Stimuleer verder zo veel als mogelijk is deelname aan Bijbelkringen, gemeenteavonden, de samenkomsten, het verenigingsleven, vrijwilligerswerk, enz. Ledigheid is des duivels oorkussen, zeker voor de eenzame. Voor het negatieve (de eenzaamheid), moet het positieve in de plaats komen. Laten we hier wel oppassen voor goed bedoelde adviezen geven, die soms verkeerd over kunnen komen. Als we de eenzame ergens in willen betrekken of aanmoedigen iets te gaan doen, dan kan het zijn dat ze er zichzelf niet toe in staat of nog niet toe in staat achten.
Vaak zijn hier meerdere gesprekken nodig die met fijngevoeligheid gevoerd moeten worden, anders bestaat het gevaar dat men zich nog meer terugtrekt. Hoe vaak hoor je in eerste instantie niet: “Dat kan ik niet”, of: “Dat durf ik niet.” Voorzichtigheid is hier geboden, maar dan zijn er ook vele mogelijkheden. Dan denk ik aan de weduwvrouw die vrijwilligerswerk doet in een bejaardencentrum. Ze zag er enorm tegenop om het te gaan doen, maar nadat we hier enkele gesprekken over hadden gehad, ging ze het doen. Nu zegt ze dat ze het voor geen goud meer zou willen missen. Juist wat de eenzaamheid betreft, heeft ze nu veel minder tijd om alleen en eenzaam thuis te zijn, met alle gevolgen van dien. En wat is het een dankbaar werk! Voor het negatieve iets positiefs in de plaats.
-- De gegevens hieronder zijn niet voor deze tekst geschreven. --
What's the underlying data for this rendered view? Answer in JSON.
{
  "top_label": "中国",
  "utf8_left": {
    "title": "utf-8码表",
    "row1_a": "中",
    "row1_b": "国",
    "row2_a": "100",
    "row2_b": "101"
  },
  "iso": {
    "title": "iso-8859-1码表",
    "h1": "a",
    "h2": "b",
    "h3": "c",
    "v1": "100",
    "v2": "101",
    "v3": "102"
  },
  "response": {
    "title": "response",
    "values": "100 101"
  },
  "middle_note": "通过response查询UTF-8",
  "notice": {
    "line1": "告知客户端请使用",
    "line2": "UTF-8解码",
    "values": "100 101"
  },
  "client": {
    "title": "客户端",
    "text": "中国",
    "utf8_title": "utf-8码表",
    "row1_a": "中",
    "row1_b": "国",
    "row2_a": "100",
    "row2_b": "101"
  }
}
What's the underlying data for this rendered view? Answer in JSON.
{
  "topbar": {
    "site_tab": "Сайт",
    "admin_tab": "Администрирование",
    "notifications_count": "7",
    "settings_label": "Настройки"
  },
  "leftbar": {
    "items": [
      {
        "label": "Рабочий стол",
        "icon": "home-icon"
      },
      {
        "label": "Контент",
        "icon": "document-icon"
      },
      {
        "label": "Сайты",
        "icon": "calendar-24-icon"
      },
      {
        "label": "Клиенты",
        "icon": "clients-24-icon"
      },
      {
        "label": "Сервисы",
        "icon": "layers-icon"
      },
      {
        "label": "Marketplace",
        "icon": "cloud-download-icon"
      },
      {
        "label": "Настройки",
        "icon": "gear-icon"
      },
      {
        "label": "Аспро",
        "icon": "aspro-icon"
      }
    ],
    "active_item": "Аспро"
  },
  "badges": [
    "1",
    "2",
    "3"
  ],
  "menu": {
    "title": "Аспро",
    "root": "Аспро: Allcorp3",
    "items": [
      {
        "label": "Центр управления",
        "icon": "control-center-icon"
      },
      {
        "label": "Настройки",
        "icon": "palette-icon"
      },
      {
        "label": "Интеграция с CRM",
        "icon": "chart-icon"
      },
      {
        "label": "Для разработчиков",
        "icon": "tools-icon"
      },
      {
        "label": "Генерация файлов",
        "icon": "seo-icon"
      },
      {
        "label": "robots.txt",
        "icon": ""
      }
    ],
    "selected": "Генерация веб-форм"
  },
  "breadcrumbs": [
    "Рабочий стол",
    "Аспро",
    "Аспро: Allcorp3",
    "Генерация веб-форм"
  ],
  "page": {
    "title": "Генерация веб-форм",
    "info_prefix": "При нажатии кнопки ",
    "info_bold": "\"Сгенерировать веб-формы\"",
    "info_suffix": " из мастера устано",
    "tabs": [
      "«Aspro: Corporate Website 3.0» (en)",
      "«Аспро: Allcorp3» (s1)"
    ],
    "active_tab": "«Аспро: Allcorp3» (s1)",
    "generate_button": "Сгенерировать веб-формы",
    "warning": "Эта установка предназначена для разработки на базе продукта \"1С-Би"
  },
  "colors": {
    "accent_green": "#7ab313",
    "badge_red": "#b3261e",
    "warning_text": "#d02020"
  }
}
Soms is dit voor mensen een heel proces, maar liefde maakt vindingrijk, ook naar de mogelijkheden. En dit is dan nog maar één concreet voorbeeld.
Tenslotte, het is al genoemd bij de hulpverlener en dit geldt niet alleen voor hem, een persoonlijke relatie met God lost veel eenzaamheid op. Ieder mens die zich daarop toelegt, zal dat ervaren. Iemand die met God leeft, kan ten diepste niet eenzaam zijn. De mens die leeft met God, schept om zich heen de ‘geest van gemeenschap’, waardoor de eenzaamheid wordt opgelost.
Literatuurlijst
Nachtboek voor eenzamen door dr. Cees Klapwijk.
Twijfelend geloven en gelovend twijfelen door drs. J.N. Nammensma.
Het lege midden door dr. S.J. Ridderbos.
Hulp voor helpers door Günther Eisele en Reinhold Lindner.
Eenzaamheid door Hans Jürgen Baden.
Het gevecht van de profeet door ds. R.J. van Pagée.
Paul Tournier, een leven van dienstbetoon door I.C.S. red. drs. Th. Kruisman.